Lawmakers criticize management of Kabul embassy security contract

Senators grill State officials on decision to retain guard company, despite repeated complaints about its performance.

Lawmakers on Wednesday said they were concerned by the State Department's decision to extend a contract for security services at the U.S. embassy in Kabul, Afghanistan, despite performance problems.

An investigation by the Senate Homeland Security and Governmental Affairs Subcommittee on Contracting Oversight at the request of Sens. Claire McCaskill, D-Mo., and Susan Collins, R-Maine, found complaints about ArmorGroup North America Inc. dating back to July 2007, when the company started protecting the embassy. State contracting officers had repeatedly warned ArmorGroup that it was failing to meet its contractual obligations.
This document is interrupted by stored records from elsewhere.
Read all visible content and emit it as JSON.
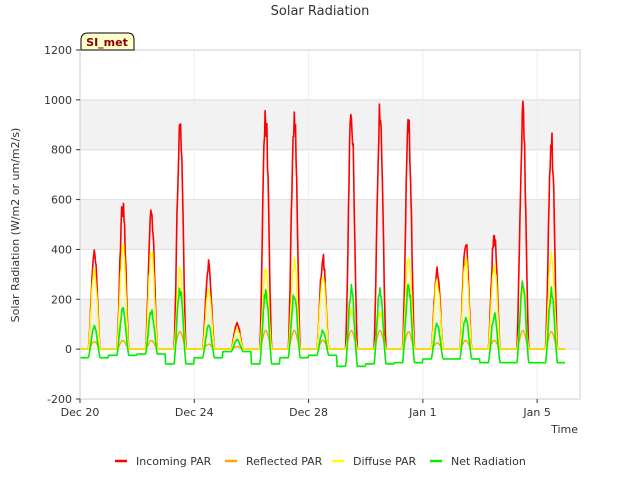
{
  "chart_data": {
    "type": "line",
    "title": "Solar Radiation",
    "xlabel": "Time",
    "ylabel": "Solar Radiation (W/m2 or um/m2/s)",
    "ylim": [
      -200,
      1200
    ],
    "yticks": [
      -200,
      0,
      200,
      400,
      600,
      800,
      1000,
      1200
    ],
    "xlim": [
      "2021-12-20",
      "2022-01-06 12:00"
    ],
    "xticks": [
      {
        "label": "Dec 20",
        "date": "2021-12-20"
      },
      {
        "label": "Dec 24",
        "date": "2021-12-24"
      },
      {
        "label": "Dec 28",
        "date": "2021-12-28"
      },
      {
        "label": "Jan 1",
        "date": "2022-01-01"
      },
      {
        "label": "Jan 5",
        "date": "2022-01-05"
      }
    ],
    "grid": true,
    "legend_position": "bottom",
    "site_label": "SI_met",
    "series": [
      {
        "name": "Incoming PAR",
        "color": "#ff0000"
      },
      {
        "name": "Reflected PAR",
        "color": "#ffa500"
      },
      {
        "name": "Diffuse PAR",
        "color": "#ffff00"
      },
      {
        "name": "Net Radiation",
        "color": "#00ee00"
      }
    ],
    "days": [
      {
        "date": "2021-12-20",
        "incoming_peak": 405,
        "reflected_peak": 30,
        "diffuse_peak": 330,
        "net_peak": 95,
        "net_night": -35
      },
      {
        "date": "2021-12-21",
        "incoming_peak": 620,
        "reflected_peak": 35,
        "diffuse_peak": 435,
        "net_peak": 175,
        "net_night": -25
      },
      {
        "date": "2021-12-22",
        "incoming_peak": 590,
        "reflected_peak": 35,
        "diffuse_peak": 420,
        "net_peak": 165,
        "net_night": -20
      },
      {
        "date": "2021-12-23",
        "incoming_peak": 965,
        "reflected_peak": 70,
        "diffuse_peak": 340,
        "net_peak": 265,
        "net_night": -60
      },
      {
        "date": "2021-12-24",
        "incoming_peak": 360,
        "reflected_peak": 20,
        "diffuse_peak": 250,
        "net_peak": 100,
        "net_night": -35
      },
      {
        "date": "2021-12-25",
        "incoming_peak": 110,
        "reflected_peak": 10,
        "diffuse_peak": 85,
        "net_peak": 40,
        "net_night": -10
      },
      {
        "date": "2021-12-26",
        "incoming_peak": 985,
        "reflected_peak": 75,
        "diffuse_peak": 335,
        "net_peak": 250,
        "net_night": -60
      },
      {
        "date": "2021-12-27",
        "incoming_peak": 980,
        "reflected_peak": 75,
        "diffuse_peak": 370,
        "net_peak": 240,
        "net_night": -35
      },
      {
        "date": "2021-12-28",
        "incoming_peak": 390,
        "reflected_peak": 35,
        "diffuse_peak": 330,
        "net_peak": 80,
        "net_night": -25
      },
      {
        "date": "2021-12-29",
        "incoming_peak": 1010,
        "reflected_peak": 75,
        "diffuse_peak": 170,
        "net_peak": 260,
        "net_night": -70
      },
      {
        "date": "2021-12-30",
        "incoming_peak": 1010,
        "reflected_peak": 75,
        "diffuse_peak": 155,
        "net_peak": 255,
        "net_night": -60
      },
      {
        "date": "2021-12-31",
        "incoming_peak": 940,
        "reflected_peak": 70,
        "diffuse_peak": 400,
        "net_peak": 275,
        "net_night": -55
      },
      {
        "date": "2022-01-01",
        "incoming_peak": 350,
        "reflected_peak": 25,
        "diffuse_peak": 295,
        "net_peak": 110,
        "net_night": -40
      },
      {
        "date": "2022-01-02",
        "incoming_peak": 470,
        "reflected_peak": 35,
        "diffuse_peak": 385,
        "net_peak": 140,
        "net_night": -40
      },
      {
        "date": "2022-01-03",
        "incoming_peak": 490,
        "reflected_peak": 35,
        "diffuse_peak": 360,
        "net_peak": 150,
        "net_night": -55
      },
      {
        "date": "2022-01-04",
        "incoming_peak": 995,
        "reflected_peak": 75,
        "diffuse_peak": 250,
        "net_peak": 285,
        "net_night": -55
      },
      {
        "date": "2022-01-05",
        "incoming_peak": 895,
        "reflected_peak": 70,
        "diffuse_peak": 410,
        "net_peak": 255,
        "net_night": -55
      }
    ]
  }
}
"I consider the contract deficiencies addressed below to endanger performance of the contract to such a degree that the security of the U.S. Embassy in Kabul is in jeopardy," a State Department contracting officer wrote in a July 2007 notice to ArmorGroup.
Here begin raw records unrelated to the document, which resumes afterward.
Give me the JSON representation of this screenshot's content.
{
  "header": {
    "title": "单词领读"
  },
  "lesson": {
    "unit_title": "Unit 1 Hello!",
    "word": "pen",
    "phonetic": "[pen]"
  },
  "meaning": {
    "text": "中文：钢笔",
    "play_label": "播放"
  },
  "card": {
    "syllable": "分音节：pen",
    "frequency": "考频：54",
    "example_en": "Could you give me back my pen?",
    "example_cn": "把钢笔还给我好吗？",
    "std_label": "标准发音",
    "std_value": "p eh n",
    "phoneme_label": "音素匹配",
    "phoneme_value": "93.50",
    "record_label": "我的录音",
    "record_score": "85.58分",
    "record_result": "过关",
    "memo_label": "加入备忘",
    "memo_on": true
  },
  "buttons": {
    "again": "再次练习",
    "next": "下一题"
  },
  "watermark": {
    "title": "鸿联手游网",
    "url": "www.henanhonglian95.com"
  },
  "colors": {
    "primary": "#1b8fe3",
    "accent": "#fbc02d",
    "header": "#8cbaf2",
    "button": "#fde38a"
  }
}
In September 2008, the company's performance problems had reportedly grown so severe that State advised ArmorGroup it was considering terminating the contract. As recently as March 2009, State again informed the company that it had "grave concerns" about continuing failure to provide sufficient guards. During a workforce inspection, State officials observed at least 18 guards absent from their posts at the embassy.

William Moser, deputy assistant secretary of State for logistics management, told the subcommittee during a hearing on Wednesday that department officials identified a number of deficiencies but the security of embassy personnel was not compromised. State officials interviewed by the subcommittee staff said the department's security personnel in Kabul provided diligent oversight of the contractors and determined that the embassy's operational security was never at issue.
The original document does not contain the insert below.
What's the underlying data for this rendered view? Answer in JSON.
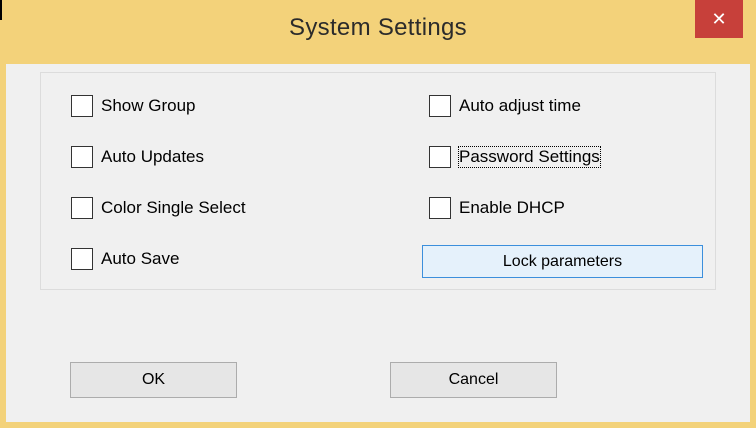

Moser said the notices and warnings from the contracting officer were meant to show ArmorGroup that the department was "serious about these things."

"You want contracting officers in the federal government to be tough on contractors, particularly when they're starting in to a new contract," he said.

McCaskill told Moser she was having difficulty reconciling the documents with his testimony, and Collins admonished him for allowing contracting officers to cry wolf.

"If the Department of State is telling a contractor that the deficiencies addressed below endanger performance of the contract to such a degree that the security of the embassy is in jeopardy… If that is an exaggeration that is unfair to the contractor; if it's accurate it's an alarming situation that demands action by the State Department," Collins said.

Samuel Brinkley, vice president of homeland and international security services at ArmorGroup parent company Wackenhut Services Inc., said the firm has worked hard to correct deficiencies since acquiring ArmorGroup in May 2008. As part of this process, Wackenhut made personnel changes in ArmorGroup and revamped its internal processes and procedures. "We are proud to say that we now have addressed each weakness and deficiency in the performance on the Kabul Embassy contract -- and that today AGNA is in full compliance with the staffing and other major requirements of the contract," Brinkley said.

After hearing the testimony, McCaskill said she trusted AmorGroup and State had made significant progress fixing contract deficiencies going into an additional option year, but remained dissatisfied with the record of mismanagement by the agency and the contractor.

"The Kabul embassy contract can be viewed as a case study on how mismanagement and lack of oversight can cause poor performance," she said.